Cette troisième édition, a indiqué Alioune Badara Bèye, ne sera pas une répétition des deux précédentes, qui avaient pour but de réconcilier l’Afrique avec elle-même après les périodes obscures de l’esclavage et de la colonisation. Il ne s’agit plus seulement de défendre et illustrer les valeurs du monde noir, mais de les « convoquer » pour relever les défis du développement durable.
L’organisation de la manifestation ne va pas sans provoquer des polémiques à Dakar. Si la date n’a pas été choisie au hasard, puisqu’elle correspond au quarantième anniversaire du premier festival, elle interviendra quelques mois seulement après la septième édition de la Biennale de l’art africain contemporain (Dak’Art), prévue en mai 2006. Certains ont pensé que cette dernière pourrait être annulée. Interrogée à ce sujet, Safiatou N’Diaye Diop, ministre sénégalaise de la Culture et du Patrimoine historique, a affirmé qu’il n’en sera rien. La Biennale, a-t-elle expliqué, même si elle reçoit une aide de l’État, est une structure autonome et pérenne.

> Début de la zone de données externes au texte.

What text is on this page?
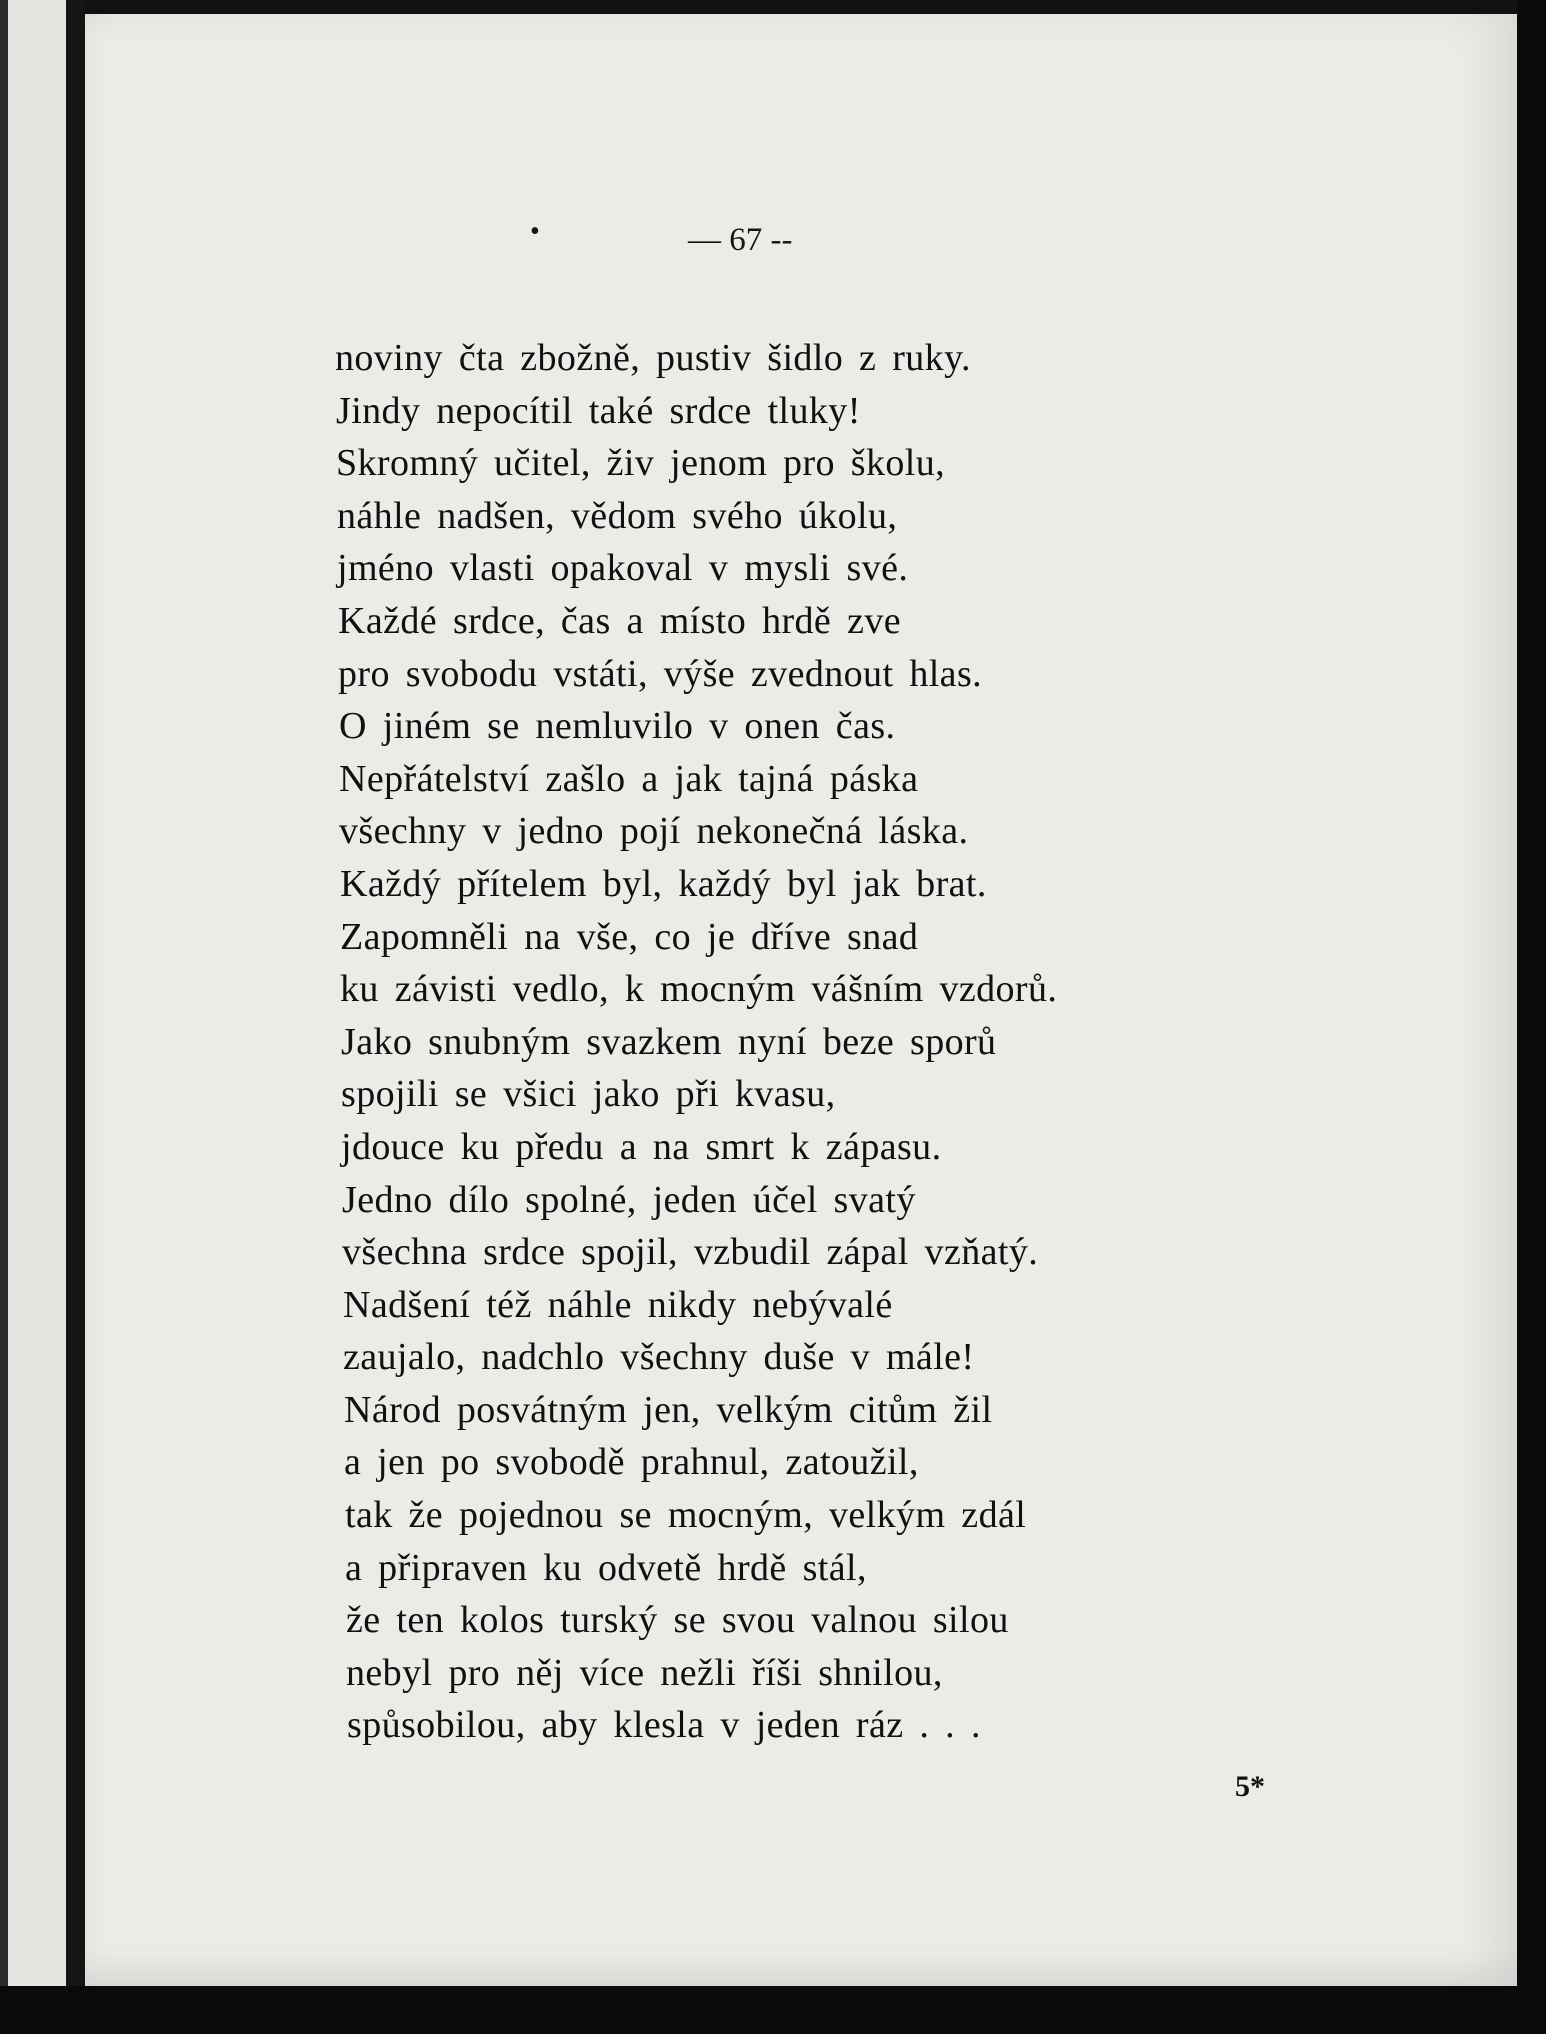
•	— 67 --
noviny čta zbožně, pustiv šidlo z ruky.
Jindy nepocítil také srdce tluky!
Skromný učitel, živ jenom pro školu,
náhle nadšen, vědom svého úkolu,
jméno vlasti opakoval v mysli své.
Každé srdce, čas a místo hrdě zve
pro svobodu vstáti, výše zvednout hlas.
O jiném se nemluvilo v onen čas.
Nepřátelství zašlo a jak tajná páska
všechny v jedno pojí nekonečná láska.
Každý přítelem byl, každý byl jak brat.
Zapomněli na vše, co je dříve snad
ku závisti vedlo, k mocným vášním vzdorů.
Jako snubným svazkem nyní beze sporů
spojili se všici jako při kvasu,
jdouce ku předu a na smrt k zápasu.
Jedno dílo spolné, jeden účel svatý
všechna srdce spojil, vzbudil zápal vzňatý.
Nadšení též náhle nikdy nebývalé
zaujalo, nadchlo všechny duše v mále!
Národ posvátným jen, velkým citům žil
a jen po svobodě prahnul, zatoužil,
tak že pojednou se mocným, velkým zdál
a připraven ku odvetě hrdě stál,
že ten kolos turský se svou valnou silou
nebyl pro něj více nežli říši shnilou,
spůsobilou, aby klesla v jeden ráz . . .
5*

Elle est par ailleurs dédiée aux seuls arts plastiques, alors que toutes les formes d’expression artistique seront représentées au festival : théâtre, cinéma, musique, littérature, danse…
Certaines voix de l’opposition crient par ailleurs à la récupération politique, s’indignant que le président Wade reprenne à son profit l’héritage de Senghor après avoir combattu son action pendant de longues années.
Reste la question financière. Quelque cinq cents invités du monde entier sont attendus, et le budget prévisionnel avoisine 7 milliards de F CFA (environ 10,5 millions d’euros), ce qui n’est pas rien. Pour l’heure, une enveloppe de 500 millions de F CFA a été allouée au comité préparatoire pour aller démarcher les bailleurs de fonds.